I'm not the person you replied to but their list of strategies (gratitude practice, evoking joy, exercise) pretty much mirrors what I've been trying to employ.

> Saying it every day means little even if I write it down, and the writing itself feels more like a burden than a help.

Perhaps an obvious statement but our experience with any type of practice varies in infinite ways from moment to moment. At times things just click or maybe we've built up enough momentum that it could feel effortless, but on just as many occasions it can feel like wading through sludge. When it's the latter I have to ask myself just how am I showing up for the activity. How mindful am I? What's my intention? Perhaps most importantly, is the sense of gratitude actually being felt in my body?

If you don't mind self-help type books, 'Hardwiring Happiness' by Rick Hanson is a fairly accessible resource that stresses the importance of the somatic side of this type of work. The tl;dr is that if more parts of the mind pay _sustained_ attention to the embodied experience of gratitude, compassion, joy etc. then we're increasing the chances of training our minds. So if I find myself enumerating things in a journal that I believe I'm grateful for but the exercise feels contrived or flat then that's a sign I should either tune even more into large parts of the body (can be anywhere but for me it's usually my face, chest, and arms) or just attempt to evoke warm feelings in those areas. That last part can feel fake at times but there's probably value in learning how to encourage more mind processes to sign up for the practice. The OP alluded to this bit with "sometimes it can help to simply sit up straight and smile". If the body remembers what gratitude feels like then chances are that's going to influence the mind for the next few moments.
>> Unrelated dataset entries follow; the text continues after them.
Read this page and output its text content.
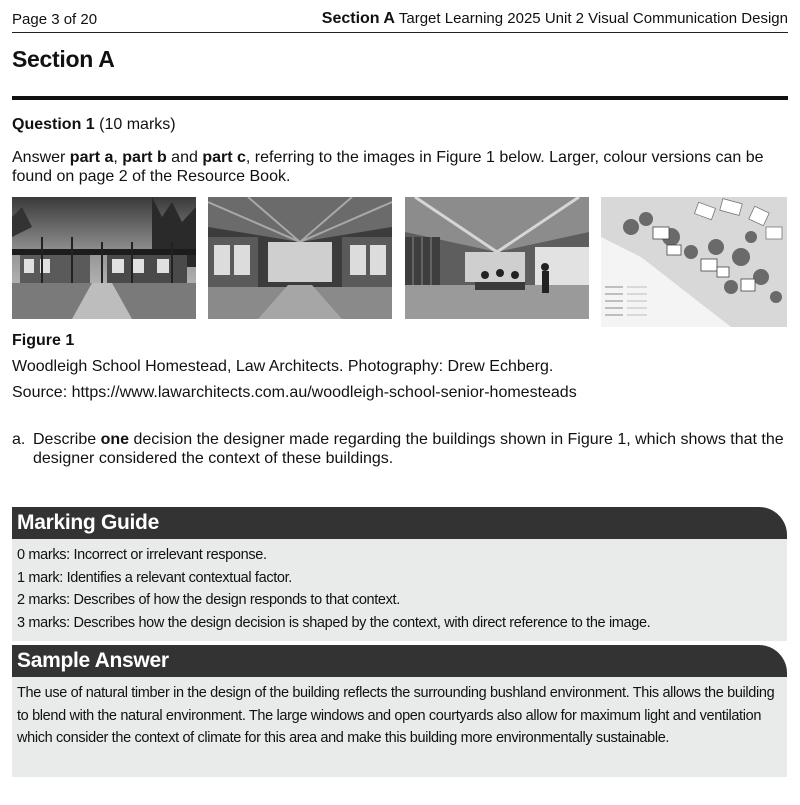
Page 3 of 20	Section A Target Learning 2025 Unit 2 Visual Communication Design
Section A
Question 1 (10 marks)
Answer part a, part b and part c, referring to the images in Figure 1 below. Larger, colour versions can be found on page 2 of the Resource Book.
Figure 1
Woodleigh School Homestead, Law Architects. Photography: Drew Echberg.
Source: https://www.lawarchitects.com.au/woodleigh-school-senior-homesteads
a. Describe one decision the designer made regarding the buildings shown in Figure 1, which shows that the designer considered the context of these buildings.
Marking Guide
0 marks: Incorrect or irrelevant response.
1 mark: Identifies a relevant contextual factor.
2 marks: Describes of how the design responds to that context.
3 marks: Describes how the design decision is shaped by the context, with direct reference to the image.
Sample Answer
The use of natural timber in the design of the building reflects the surrounding bushland environment. This allows the building to blend with the natural environment. The large windows and open courtyards also allow for maximum light and ventilation which consider the context of climate for this area and make this building more environmentally sustainable.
'Awakening Joy' by James Baraz is another book in this vein. In it the author makes the case that learning how to shift our baseline towards one coloured with joy and gratitude usually requires someone repeatedly and genuinely appreciating seemingly trivial things over the course of each day (food, shelter, mobility, pet, access to nature, etc.). Whereas shifts occurring solely due to significant positive life events are potentially less common.